Perhaps the best way to explain this is with an example. Under current law the exclusion is set to return to $5 million (indexed for inflation) on January 1, 2026. Therefore, if someone made an $11 million gift today with the current $11.18 million exclusion, they would be able to utilize their exclusion and no tax would be owed on the transfer. However, what if that person then passed away in 2026 when the exclusion drops to $5 million? In other words, the question has been would the estate owe tax on the $6 million difference ($11 million lifetime gift less $5 million exclusion at death, leaving $6 million potentially subject to tax)? This potential “gotcha” tax trap has been called clawback.

The Congress and the IRS have always said that they did not intend to allow clawback, but no formal rules have been created.

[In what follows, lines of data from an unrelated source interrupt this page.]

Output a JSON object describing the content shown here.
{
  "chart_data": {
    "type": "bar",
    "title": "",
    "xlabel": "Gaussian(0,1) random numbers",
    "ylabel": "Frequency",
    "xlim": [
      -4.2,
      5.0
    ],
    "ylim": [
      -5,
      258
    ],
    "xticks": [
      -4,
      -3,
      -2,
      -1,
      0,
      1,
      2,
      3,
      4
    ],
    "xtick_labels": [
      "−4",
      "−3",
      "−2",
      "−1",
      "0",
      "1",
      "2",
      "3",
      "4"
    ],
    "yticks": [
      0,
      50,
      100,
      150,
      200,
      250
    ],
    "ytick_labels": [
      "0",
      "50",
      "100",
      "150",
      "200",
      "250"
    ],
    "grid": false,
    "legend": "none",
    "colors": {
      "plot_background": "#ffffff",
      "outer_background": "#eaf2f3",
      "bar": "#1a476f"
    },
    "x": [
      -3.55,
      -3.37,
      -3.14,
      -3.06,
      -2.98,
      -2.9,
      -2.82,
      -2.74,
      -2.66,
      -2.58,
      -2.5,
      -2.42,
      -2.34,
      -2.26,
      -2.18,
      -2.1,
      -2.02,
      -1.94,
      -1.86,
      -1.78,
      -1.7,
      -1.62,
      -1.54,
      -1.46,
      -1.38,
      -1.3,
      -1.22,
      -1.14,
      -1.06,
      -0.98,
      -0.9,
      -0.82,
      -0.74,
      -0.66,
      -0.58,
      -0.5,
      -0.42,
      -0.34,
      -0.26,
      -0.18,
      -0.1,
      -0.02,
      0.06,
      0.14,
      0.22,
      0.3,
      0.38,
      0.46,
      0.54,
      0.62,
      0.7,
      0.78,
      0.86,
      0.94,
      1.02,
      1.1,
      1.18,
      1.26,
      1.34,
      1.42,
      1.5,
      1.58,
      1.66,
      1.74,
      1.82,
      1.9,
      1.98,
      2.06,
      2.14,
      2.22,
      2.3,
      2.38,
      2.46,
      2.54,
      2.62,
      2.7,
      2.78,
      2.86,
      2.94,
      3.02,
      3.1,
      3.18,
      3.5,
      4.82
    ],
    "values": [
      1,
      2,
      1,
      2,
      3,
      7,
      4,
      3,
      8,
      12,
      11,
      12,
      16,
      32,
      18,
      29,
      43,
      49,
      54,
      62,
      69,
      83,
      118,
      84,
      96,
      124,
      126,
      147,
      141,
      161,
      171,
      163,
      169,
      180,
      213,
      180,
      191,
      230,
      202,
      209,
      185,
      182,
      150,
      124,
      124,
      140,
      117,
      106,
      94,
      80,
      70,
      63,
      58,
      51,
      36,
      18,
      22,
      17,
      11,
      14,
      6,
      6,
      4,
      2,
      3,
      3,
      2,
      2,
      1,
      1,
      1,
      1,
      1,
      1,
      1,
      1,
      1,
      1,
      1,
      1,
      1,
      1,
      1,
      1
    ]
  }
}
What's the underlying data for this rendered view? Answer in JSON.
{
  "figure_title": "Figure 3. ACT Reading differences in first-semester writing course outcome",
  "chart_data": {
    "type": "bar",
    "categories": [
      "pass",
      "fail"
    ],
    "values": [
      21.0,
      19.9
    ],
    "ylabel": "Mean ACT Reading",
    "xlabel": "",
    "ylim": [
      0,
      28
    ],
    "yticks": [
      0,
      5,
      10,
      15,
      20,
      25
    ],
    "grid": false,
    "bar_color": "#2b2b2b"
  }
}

With recent proposed regulations, the IRS has confirmed that clawback will not occur. The upshot here is that anyone looking to take advantage of the current large exclusion can do so without any fear of future taxable consequences. While it’s possible the regs could change between proposal and finalization, that is very unlikely.

Consequently, if you are in a situation where you can take advantage of the larger exclusion amounts, it’s currently a “use it or lose it” situation. Barring a new act of Congress, the exclusion will revert in 2026. Work with your Benjamin F. Edwards financial advisor, in partnership with your tax and legal advisors, to explore opportunities to shift wealth in a tax efficient manner under these current rules. The IRS isn’t always this benevolent, so take advantage of this opportunity if the time is right for you.